Parameter Description
Task GUID Task GUID of retro scan that is retrieved from Trend Micro backend for an endpoint asset for which you want to retrieve the status of the retro scan.

Output

The output contains a non-dictionary value.

operation: Search Endpoint By IP

Input parameters

Parameter Description
IP Address Source IP address of the endpoint that you want to search for on Trend Micro Endpoint Sensor.

Output

The output contains a non-dictionary value.

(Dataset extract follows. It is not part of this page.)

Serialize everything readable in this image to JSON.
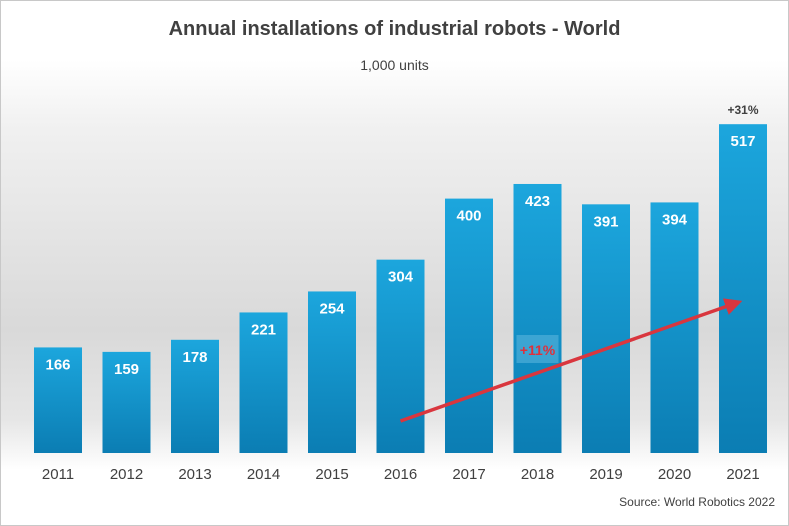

operation: Get Report Summary

Input parameters

Parameter Description
Task GUID Task GUID retrieved from Trend Micro backend for an endpoint asset for which you want to retrieve the report summary.
Endpoint GUID Endpoint GUID retrieved from the Trend Micro backend for an endpoint asset for which you want to retrieve the report summary.

Output

The output contains the following populated JSON schema:

     "TimeZone": "", 
     "Meta": "", 
     "Data": { 
         "meta": [], 
         "allowGetMore": "", 
         "pageId": "", 
         "hostName": "", 
         "timezone": "", 
         "pageTotal": "", 
         "pages": [], 
         "rootCauseChain": "", 
         "detectedObjects": [], 
         "mindmap": [] 
     }, 
     "Message": "", 
     "Code": "", 
     "HasDataSource": "" 
}

Included playbooks

The Sample - TrendMicro-Endpoint-Sensor - 1.0.0 playbook collection comes bundled with the Trend Micro Endpoint Sensor connector. These playbooks contain steps using which you can perform all supported actions. You can see bundled playbooks in the Automation > Playbooks section in FortiSOAR™ after importing the Trend Micro Endpoint Sensor connector.

Note: If you are planning to use any of the sample playbooks in your environment, ensure that you clone those playbooks and move them to a different collection since the sample playbook collection gets deleted during connector upgrade and delete.